Внезапно Поскотин прервал повествование. В салоне такси было тихо. Изредка щёлкал храповик счетчика. Машина стояла на обочине улицы. Три пары глаз были устремлены на рассказчика.
— Ну, и?.. — нарушил молчание Веник.
— Что — «ну, и»? — смутился Герман.
— Надеюсь, волшебную страницу сохранили?
В разговор, разминая папиросу, вклинился Дятлов.
— Что ж друзей-то оставили?! Струсили?
И этот вопрос остался без ответа. Следом за друзьями поспешил высказать замечание водитель такси.
— Это всё из-за поляка! — решительно промолвил он и, чиркнув спичкой, затянулся «Примой».
— Какого поляка? — не сразу понял Герман. — Ах, да, Блюма! Так он, вроде как, в пострадавших числится…
— Поляки пострадавшими не бывают! — заметил водитель, затянувшись сигаретой. — Спесивы без меры. Как его, поляка не целуй, — а всё к ду?пе приложишься.
— Да нет же. Эвальд из нас самым толковым оказался.

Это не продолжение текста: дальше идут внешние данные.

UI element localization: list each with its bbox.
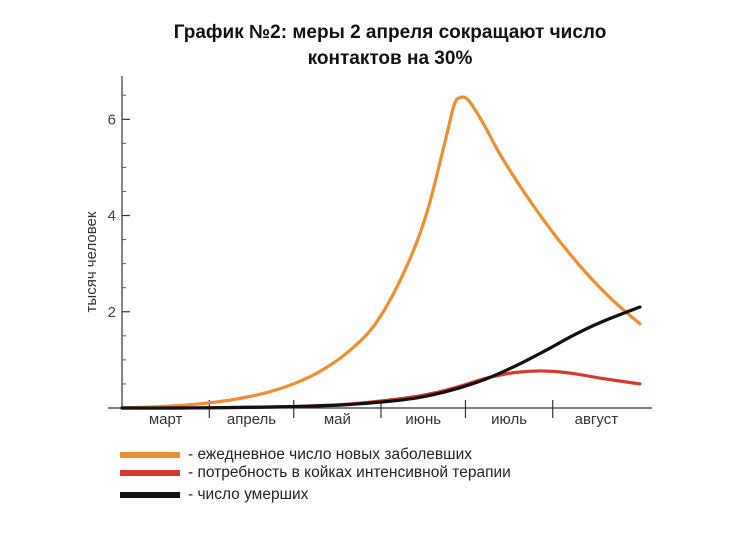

Если бы он тогда милиции в лапу не сунул, сидеть бы Коржову на «губе», а Шиферу — в участке. А так всё полюбовно обошлось.
— Вам лучше знать, — проворчал водитель. — Жаль, подполковник промазал… Всё должно быть по справедливости.
Вениамин уже отсчитывал деньги.
— Бери, отец… Сдачи не надо.
Водитель принял оплату, открыл бардачок, отсчитал сорок копеек сдачи и передал их Дятлову, потом вышел со всеми из кабины и, не выдержав, спросил.
— Всё ж тоже хотел бы полюбопытствовать: листок тот не пропал?
— Нет, папаша, сберегли, — ответил Герман. — Мы тем летом в Анапе ещё три раза спектакль отыграли. На четвёртый — нас местные повязали, начистили физиономии, а заветный реквизит отобрали.
— Я ж говорил, — воскликнул обрадованный водитель, — справедливость всегда торжествует.
— Не скажите… — поправил его рассказчик. — Те, что нас обобрали, позже по всему Краснодарскому краю гастролировали. Мы их через неделю в пансионате Джанхот под Геленджиком встречали. И листок при них был. Ребята работали по-крупному, не то, что мы.
— А название той книги, из которой лист выдрали, запомнил? — перебил его Мочалин.
— Точно не помню: то ли «Крано-базальтная» хирургия, то ли «Базальтно-крановая».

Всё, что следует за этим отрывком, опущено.